Alasan utama, PBNU mengusulkan KTP untuk digunakan sebagai kartu pemilih pada pilpres mendatang adalah, agar warga yang telah memiliki hak pilih dapat menggunakan hak pilihnya. Mengingat pada pemilu legislatif kemarin, banyak masyarakat yang kehilangan hak pilihnya gara-gara tidak tercantum dalam DPT.
Menurut Wakil Ketua PCNU Jember, Abdul Qadim Manembojo, dirinya sangat mendukung langkah PBNU tersebut, sebab lanjut Qadim, pada pemilu lalu masih banyak masyarakat yang tidak tercantum dalam DPT sehingga kehilangan hak pilihnya.
Di samping itu lanjut Qadim, mau tidak mau KPU juga harus pro aktif untuk mengatasi persoalan DPT ini. Karena di dalam Undang-Undang Pemilu Nomer 10 Tahun 2008 menyebutkan bahwa, syarat untuk memilih harus harus WNI yang dibuktikan dengan KTP kemudiadn harus terdaftar dalam DPT.
Qadim yang juga mantan Ketua Panwas Pilgub Jawa Timur menambahkan, dirinya melihat besarnya angka golput bukan karena adanya alasan ideologis, maksudnya memang benar-benar tidak mau datang TPS untuk menyalurkan hak pilihnya. Namun penyebab besarnya angka golput adalah adanya kesalahan administratif di tingkatan KPU.

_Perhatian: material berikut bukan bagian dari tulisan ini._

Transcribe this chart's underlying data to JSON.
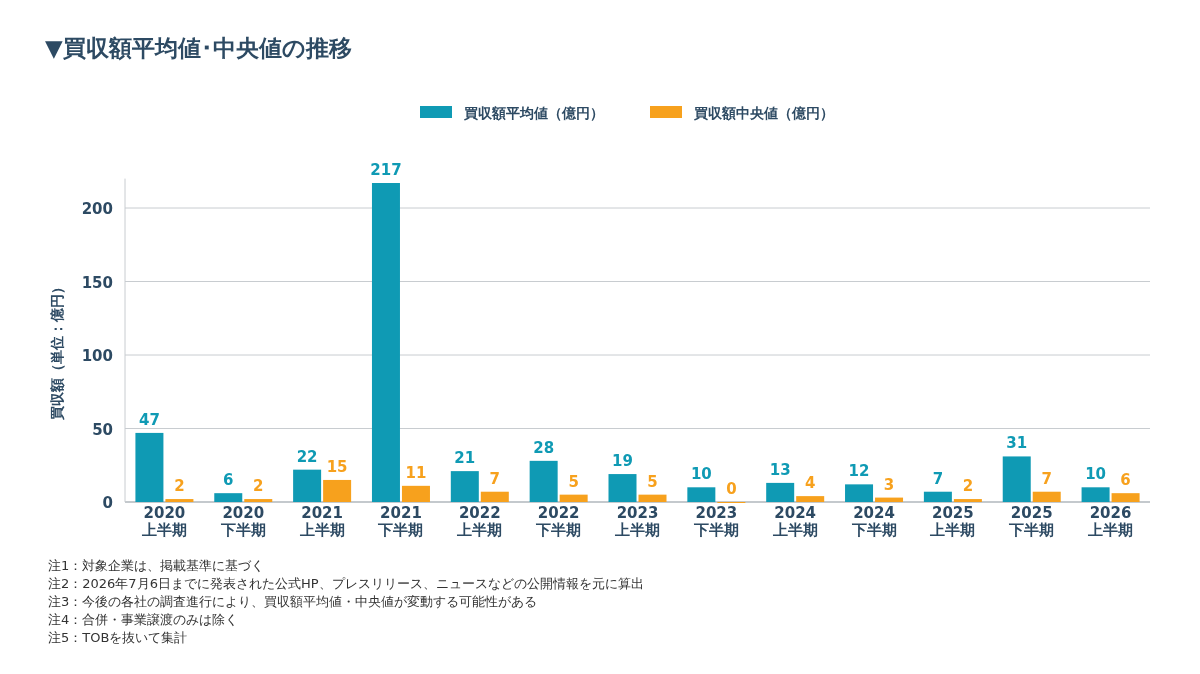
{
  "chart_data": {
    "type": "bar",
    "title": "▼買収額平均値･中央値の推移",
    "ylabel": "買収額（単位：億円）",
    "categories": [
      "2020\n上半期",
      "2020\n下半期",
      "2021\n上半期",
      "2021\n下半期",
      "2022\n上半期",
      "2022\n下半期",
      "2023\n上半期",
      "2023\n下半期",
      "2024\n上半期",
      "2024\n下半期",
      "2025\n上半期",
      "2025\n下半期",
      "2026\n上半期"
    ],
    "series": [
      {
        "name": "買収額平均値（億円）",
        "color": "#0f9ab4",
        "values": [
          47,
          6,
          22,
          217,
          21,
          28,
          19,
          10,
          13,
          12,
          7,
          31,
          10
        ]
      },
      {
        "name": "買収額中央値（億円）",
        "color": "#f7a11d",
        "values": [
          2,
          2,
          15,
          11,
          7,
          5,
          5,
          0,
          4,
          3,
          2,
          7,
          6
        ]
      }
    ],
    "ylim": [
      0,
      220
    ],
    "yticks": [
      0,
      50,
      100,
      150,
      200
    ],
    "grid": "y",
    "legend": "top",
    "data_labels": true,
    "annotations": [
      "注1：対象企業は、掲載基準に基づく",
      "注2：2026年7月6日までに発表された公式HP、プレスリリース、ニュースなどの公開情報を元に算出",
      "注3：今後の各社の調査進行により、買収額平均値・中央値が変動する可能性がある",
      "注4：合併・事業譲渡のみは除く",
      "注5：TOBを抜いて集計"
    ]
  }
}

Seharusnya KPU kata Qadim, tidak melakukan sesuatu yang bisa menimbulkan blunder, sebab dalam Undang-Undang Nomer 10 Tahun 2008, KPU bisa dikenakan pidana karena telah sengaja menghilangkan hak pilih masyarakat. Makanya kata Qadim, mau tidak mau KPU harus mempertimbangkan usulan tersebut dan segera melakukan validasi pemilih untuk digunakan sebagai DPT pilpres mendatang.
Menanggapi hal ini, Ketua KPU Kabupaten Jember, Sudarisman mengatakan dirinya menyambut baik usulan PBNU tersebut, hanya saja perlu adanya payung hukum yang nantinya akan melegalkan usulan tersebut. Dan sejauh ini kata Sudarisman, KPU Kabupaten Jember belum menerima aturan tersebut.

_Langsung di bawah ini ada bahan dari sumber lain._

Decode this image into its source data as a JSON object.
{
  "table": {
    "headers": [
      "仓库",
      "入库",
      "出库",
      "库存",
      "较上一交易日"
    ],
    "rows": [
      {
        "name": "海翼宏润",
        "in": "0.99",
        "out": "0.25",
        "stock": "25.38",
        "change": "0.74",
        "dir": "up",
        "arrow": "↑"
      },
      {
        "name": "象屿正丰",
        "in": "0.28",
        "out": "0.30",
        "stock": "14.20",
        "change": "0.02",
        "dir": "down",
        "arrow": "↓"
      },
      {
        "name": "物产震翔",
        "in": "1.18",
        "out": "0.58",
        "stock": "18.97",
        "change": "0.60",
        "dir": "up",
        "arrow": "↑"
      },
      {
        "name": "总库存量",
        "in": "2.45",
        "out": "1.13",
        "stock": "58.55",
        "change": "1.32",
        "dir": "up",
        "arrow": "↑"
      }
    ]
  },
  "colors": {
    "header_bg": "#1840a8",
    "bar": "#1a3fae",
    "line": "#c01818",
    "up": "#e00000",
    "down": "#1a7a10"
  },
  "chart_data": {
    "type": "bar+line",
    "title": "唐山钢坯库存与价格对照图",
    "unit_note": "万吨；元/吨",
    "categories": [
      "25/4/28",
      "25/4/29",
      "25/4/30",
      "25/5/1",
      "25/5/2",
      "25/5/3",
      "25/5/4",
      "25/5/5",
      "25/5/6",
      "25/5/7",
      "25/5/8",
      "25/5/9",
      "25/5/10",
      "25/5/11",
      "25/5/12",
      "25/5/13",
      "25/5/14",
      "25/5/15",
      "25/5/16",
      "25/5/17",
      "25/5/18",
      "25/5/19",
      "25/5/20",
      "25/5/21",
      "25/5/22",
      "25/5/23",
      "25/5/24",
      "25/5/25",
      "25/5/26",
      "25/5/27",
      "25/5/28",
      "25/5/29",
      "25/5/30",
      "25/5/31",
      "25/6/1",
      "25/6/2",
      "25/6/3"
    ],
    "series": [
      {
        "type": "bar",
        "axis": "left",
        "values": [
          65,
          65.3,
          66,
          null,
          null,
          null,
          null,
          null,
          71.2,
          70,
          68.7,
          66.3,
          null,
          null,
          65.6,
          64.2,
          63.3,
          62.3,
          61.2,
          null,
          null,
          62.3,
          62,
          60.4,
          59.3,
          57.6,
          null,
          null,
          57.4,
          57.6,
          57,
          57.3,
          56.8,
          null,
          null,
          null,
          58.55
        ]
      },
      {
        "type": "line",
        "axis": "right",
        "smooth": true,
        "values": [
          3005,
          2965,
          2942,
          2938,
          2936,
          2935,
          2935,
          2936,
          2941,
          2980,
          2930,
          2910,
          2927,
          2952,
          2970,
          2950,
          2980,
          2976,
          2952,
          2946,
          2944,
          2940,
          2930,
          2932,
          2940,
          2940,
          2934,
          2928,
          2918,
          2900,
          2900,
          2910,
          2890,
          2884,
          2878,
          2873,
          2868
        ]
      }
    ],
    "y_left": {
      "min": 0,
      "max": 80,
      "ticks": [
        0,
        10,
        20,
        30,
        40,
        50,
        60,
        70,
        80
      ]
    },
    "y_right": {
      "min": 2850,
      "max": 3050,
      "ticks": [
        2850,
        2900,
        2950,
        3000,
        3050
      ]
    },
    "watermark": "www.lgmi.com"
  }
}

Sudarisman menambahkan, sebenarnya usulan tersebut pernah di coba oleh pihaknya pada pemilu lalu, dengan syarat sehari sebelum pemungutan suara, masyarakat yang belum tercantum dalam DPT, harus melapor kepada petugas setempat untuk di data, agar nantinya petugas KPPS sudah bersiap-siap menyediakan surat suara.
Di tempat terpisah, Akademisi Dari Fakultas FISIP Universitas Jember, M Nur Hasan menuturkan, sebenarnya untuk menekan angka golput yang disebabkan masyarakat tidak tercantum dalam DPT sangat mudah, cukup sedikit melonggarkan aturan main yang ada, misalkan masyarakat dicukupkan membawa KTP.

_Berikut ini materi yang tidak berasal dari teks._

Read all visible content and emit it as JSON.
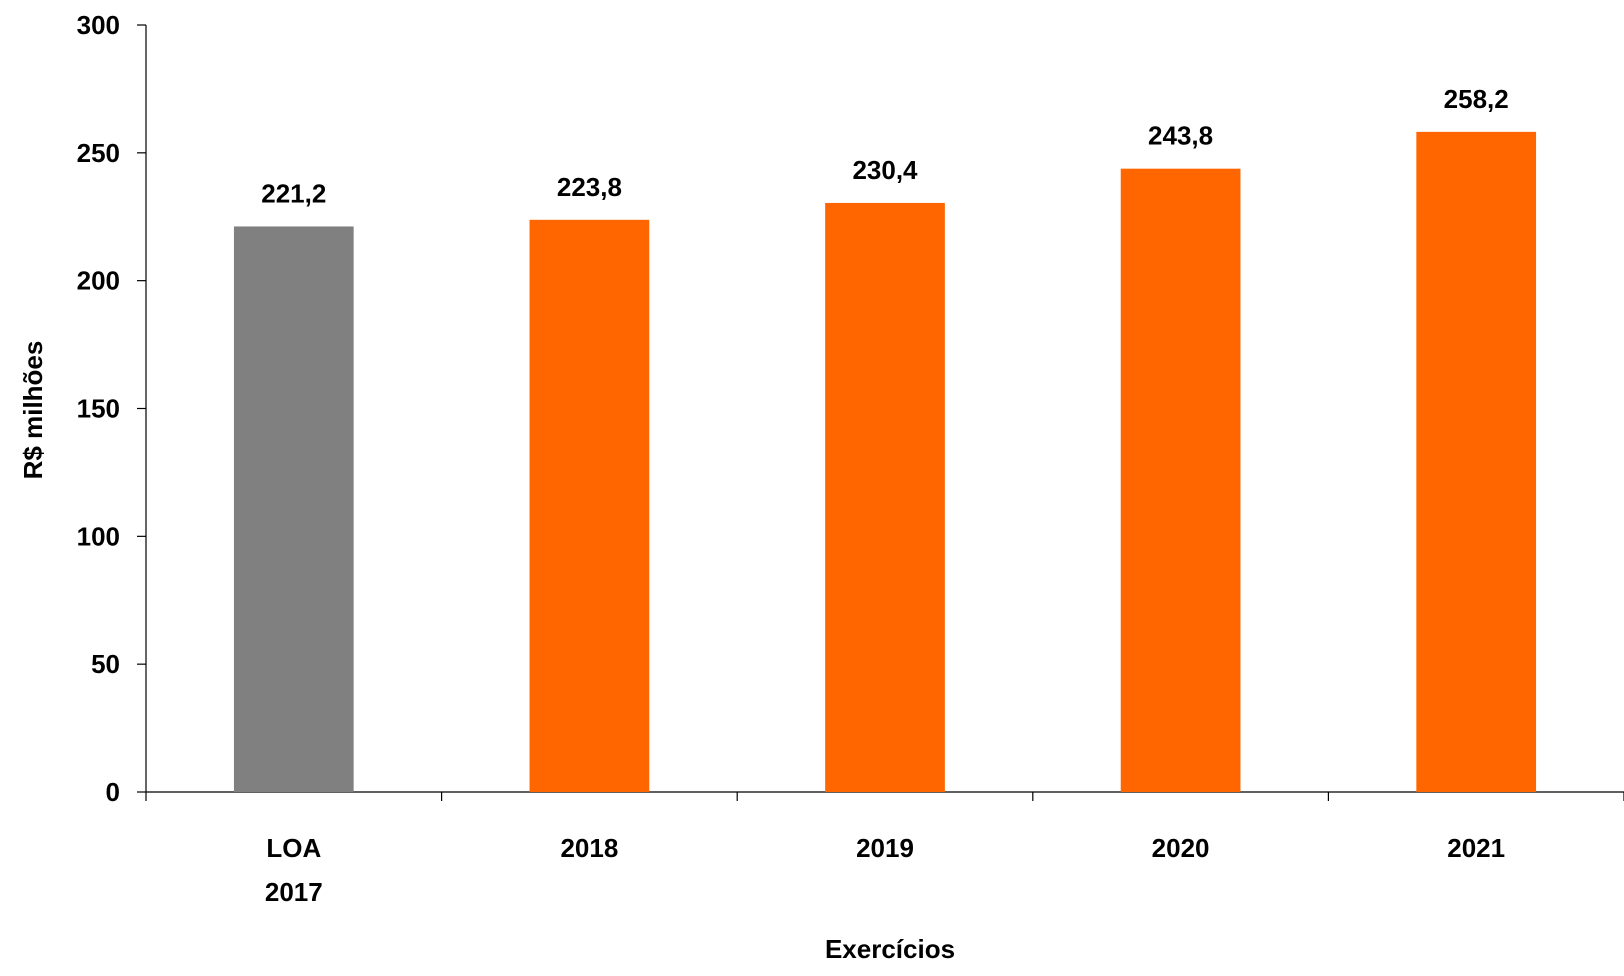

Dengan adanya KTP ini lanjut Nur Hasan, sebenarnya sudah cukup untuk membuktikan bahwa pemilih tersebut adalah warga setempat. Hanya saja, di lapangan semangat untuk melayani pemilih terlihat sangat birokratis sekali. Nur hasan yakin, jika KTP ini di jadikan sebagai kartu pemilih, untuk pemilu-pemilu mendatang maka angka golput dan persoalan DPT akan bisa diminimalisir.